2.1 Patient population
From November 2017 to July 2019, 6 consecutive patients with 6 piANs received endovascular treatment in our center. All of the demographic data, clinical presentation, aneurysm size and location, therapeutic intervention, immediate angiographic and clinical result, as well as clinical and radiological follow-up information were recorded and analyzed.
We proposed a three-point classification based on the anatomy relationship between aneurysms and perforating arteries after summarizing the characteristics of these piANs:
Type I – aneurysm arises from the perforating artery
Type IIa – aneurysms having the perforating artery arising from the neck of the aneurysm
Type IIb – aneurysms having the perforating artery arising from the dome of the aneurysm
Type III – fusiform aneurysms involve all trunk and perforating branches of the parent artery
2.2 Endovascular treatment
All patient’s pre-medication was given orally doses of aspirin (100 mg) and Clopidogrel (75 mg) every morning for at least 4 days prior to the operation. The post-procedural antiplatelet regimen consisted of aspirin (100 mg once daily) and Clopidogrel (75 mg once daily) continued for 3 months following treatment and aspirin (100 mg once daily) continued for life.
All 6 patients received intravascular treatment and all the treatments were performed under general anaesthesia. All procedures were performed via the right common femoral route using a 6Fr access system as standard. All procedures were performed under heparin anticoagulation with a 3000 IU bolus dose at the start of the procedure and subsequent 1000 IU bolus doses every hour to maintain the activated clotting time between 2 and 2.5 times the baseline. The selection of stents and coils was based on operator preference as well as the size of the aneurysms and parent vessels.
Based on the above-mentioned aneurysm classification, we summarized two major types of perforator preservation technologies (PPT). It is mainly a coil-basket protection technology, and the other is a stent protection technology. Use different protection techniques to develop a personalized surgical plan.
Type I aneurysms arise from the perforating artery. However, the diameter of the perforator is usually very small, and it is not easy to release the stent in the perforator. We can place a braided stent on the main parent vessel and push the stent when it is adjacent to the perforating artery, which is commonly called the lantern technique to protect the starting lumen of the perforating artery.
Type IIa aneurysms having the perforating artery arising from the neck. If the neck of the aneurysm is densely packed conventionally, the perforating artery will definitely be affected. We choose different diameters coils to densely embolize the aneurysm cavity, and the aneurysm neck near the perforator originating is loosely filled, leaving a little space to ensure blood supply to the perforating artery.
Type IIb aneurysms have the perforating artery arising from the dome of the aneurysm. If all the aneurysm body is packed densely, it will lead to occlusion of the perforating artery. We still use different diameters coils to embolize the main part of the aneurysm body, leaving a certain space at the dome of the aneurysm.
Type III fusiform aneurysms involve all trunk and perforating branches of the parent artery. We implant multiple stents in dissection to block blood flow as much as possible while protecting the perforating artery.

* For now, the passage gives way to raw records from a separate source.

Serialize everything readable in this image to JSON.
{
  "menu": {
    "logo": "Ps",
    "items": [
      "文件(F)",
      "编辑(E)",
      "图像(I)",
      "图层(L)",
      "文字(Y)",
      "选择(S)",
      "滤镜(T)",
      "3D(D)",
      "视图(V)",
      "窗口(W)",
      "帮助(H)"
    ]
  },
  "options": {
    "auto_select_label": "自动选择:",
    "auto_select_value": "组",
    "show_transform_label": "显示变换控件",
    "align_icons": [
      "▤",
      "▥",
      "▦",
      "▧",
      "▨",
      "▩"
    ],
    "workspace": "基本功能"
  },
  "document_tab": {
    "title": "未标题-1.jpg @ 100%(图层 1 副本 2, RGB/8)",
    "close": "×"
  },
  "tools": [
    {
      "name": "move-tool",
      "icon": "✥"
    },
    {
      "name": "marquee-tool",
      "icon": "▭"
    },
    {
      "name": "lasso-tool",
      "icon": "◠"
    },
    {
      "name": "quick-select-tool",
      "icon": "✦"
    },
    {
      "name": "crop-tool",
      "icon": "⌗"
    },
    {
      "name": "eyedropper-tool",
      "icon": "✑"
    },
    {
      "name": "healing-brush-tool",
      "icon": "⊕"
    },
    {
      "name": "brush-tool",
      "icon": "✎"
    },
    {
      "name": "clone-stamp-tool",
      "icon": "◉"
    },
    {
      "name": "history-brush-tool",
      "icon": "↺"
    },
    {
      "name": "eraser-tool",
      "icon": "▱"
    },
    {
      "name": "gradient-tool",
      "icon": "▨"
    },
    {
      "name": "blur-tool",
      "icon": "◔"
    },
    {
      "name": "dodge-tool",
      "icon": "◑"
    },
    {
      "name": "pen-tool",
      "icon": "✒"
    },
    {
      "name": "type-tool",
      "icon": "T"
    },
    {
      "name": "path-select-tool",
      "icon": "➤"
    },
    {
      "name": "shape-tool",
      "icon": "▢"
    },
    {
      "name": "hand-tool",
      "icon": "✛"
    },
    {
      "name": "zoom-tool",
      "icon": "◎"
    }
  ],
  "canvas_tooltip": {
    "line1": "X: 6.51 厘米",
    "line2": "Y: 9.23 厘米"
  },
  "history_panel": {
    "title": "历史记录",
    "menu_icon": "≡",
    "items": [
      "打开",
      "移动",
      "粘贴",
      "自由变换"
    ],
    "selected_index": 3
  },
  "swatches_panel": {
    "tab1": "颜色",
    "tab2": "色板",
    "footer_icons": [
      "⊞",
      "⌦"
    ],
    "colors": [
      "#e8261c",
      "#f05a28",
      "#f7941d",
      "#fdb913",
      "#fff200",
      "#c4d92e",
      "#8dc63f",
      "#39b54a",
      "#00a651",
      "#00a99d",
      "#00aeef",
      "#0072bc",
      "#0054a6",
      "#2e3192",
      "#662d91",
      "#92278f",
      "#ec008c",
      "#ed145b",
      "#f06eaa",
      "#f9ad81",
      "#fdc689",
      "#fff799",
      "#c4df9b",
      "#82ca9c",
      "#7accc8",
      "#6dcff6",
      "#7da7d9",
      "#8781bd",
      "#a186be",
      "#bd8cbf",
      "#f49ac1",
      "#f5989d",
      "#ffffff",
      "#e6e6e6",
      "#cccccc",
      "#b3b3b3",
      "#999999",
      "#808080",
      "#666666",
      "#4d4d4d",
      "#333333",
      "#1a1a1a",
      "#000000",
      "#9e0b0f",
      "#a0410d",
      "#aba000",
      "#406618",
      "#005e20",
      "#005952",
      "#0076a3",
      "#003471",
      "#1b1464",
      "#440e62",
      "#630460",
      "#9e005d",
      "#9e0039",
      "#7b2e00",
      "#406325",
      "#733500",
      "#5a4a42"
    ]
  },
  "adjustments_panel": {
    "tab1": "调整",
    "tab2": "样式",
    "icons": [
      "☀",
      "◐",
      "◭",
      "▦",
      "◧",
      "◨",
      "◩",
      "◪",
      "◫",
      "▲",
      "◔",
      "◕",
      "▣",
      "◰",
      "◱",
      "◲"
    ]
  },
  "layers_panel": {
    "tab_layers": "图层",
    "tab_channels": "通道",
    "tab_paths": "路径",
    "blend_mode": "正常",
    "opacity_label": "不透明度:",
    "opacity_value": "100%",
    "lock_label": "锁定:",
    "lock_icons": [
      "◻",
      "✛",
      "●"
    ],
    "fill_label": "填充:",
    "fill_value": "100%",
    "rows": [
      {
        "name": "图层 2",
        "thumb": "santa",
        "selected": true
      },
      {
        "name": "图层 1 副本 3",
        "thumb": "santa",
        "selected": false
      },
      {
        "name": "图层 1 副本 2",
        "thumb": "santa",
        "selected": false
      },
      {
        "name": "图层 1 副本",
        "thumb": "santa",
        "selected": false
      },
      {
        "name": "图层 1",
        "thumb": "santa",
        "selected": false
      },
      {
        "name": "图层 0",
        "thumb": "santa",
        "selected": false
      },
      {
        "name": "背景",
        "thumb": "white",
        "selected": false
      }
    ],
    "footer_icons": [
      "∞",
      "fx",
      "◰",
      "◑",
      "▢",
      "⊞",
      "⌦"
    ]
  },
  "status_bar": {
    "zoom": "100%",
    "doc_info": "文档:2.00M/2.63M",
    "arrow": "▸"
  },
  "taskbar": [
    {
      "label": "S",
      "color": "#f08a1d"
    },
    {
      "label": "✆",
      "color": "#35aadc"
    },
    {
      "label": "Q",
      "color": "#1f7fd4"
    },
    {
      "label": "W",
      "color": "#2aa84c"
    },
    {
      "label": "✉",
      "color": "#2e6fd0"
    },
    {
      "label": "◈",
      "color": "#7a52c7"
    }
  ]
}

2.3. Procedural assessment and follow-up
Usually the Raymond–Roy Occlusion Classification (RROC) qualitatively assesses intracranial aneurysm occlusion following endovascular coil embolization. The Modified Raymond–Roy Classification (MRRC) was developed as a refinement of this classification scheme(Class I: complete obliteration; Class II: residual neck; Class IIIa: residual aneurysm has contrast within the coil interstices; Class IIIb: contrast along the aneurysm wall).5,6 However, MRRC does not seem to be suitable for the assessment of satisfactory embolization of perforator involving aneurysms. Here we propose a new definition of satisfactory obliteration based on our new classification and perforator preservation technologies (PPT) for perforator involving aneurysms:
Type I: The whole saccular aneurysm body is densely embolized which arises from the perforating artery;
Type IIa – The saccular aneurysm body is densely embolized leaving a gap in the neck where the perforating artery arising from;
Type IIb – The saccular aneurysm body is densely embolized leaving a gap in the dome where the perforating artery arising from;
Type III – Fusiform aneurysm is repaired and has a smooth inner wall;
Immediate outcome of aneurysmal obliteration after treatment was evaluated. Patency and flow characteristics within the aneurysm and parent artery were also assessed immediately after treatment of the aneurysms and during follow-up. Successful perforating artery preservation was defined as keeping good antegrade flow of those perforators on postoperative angiography. All of the complications during the perioperative period, clinical data during follow-up and imaging results were recorded and analyzed. Procedural follow-up was performed initially at 1–3 months, again at 6–12 months and then once per year. Standard angiographic projections were used to assess the patency of the vessels and the aneurysms.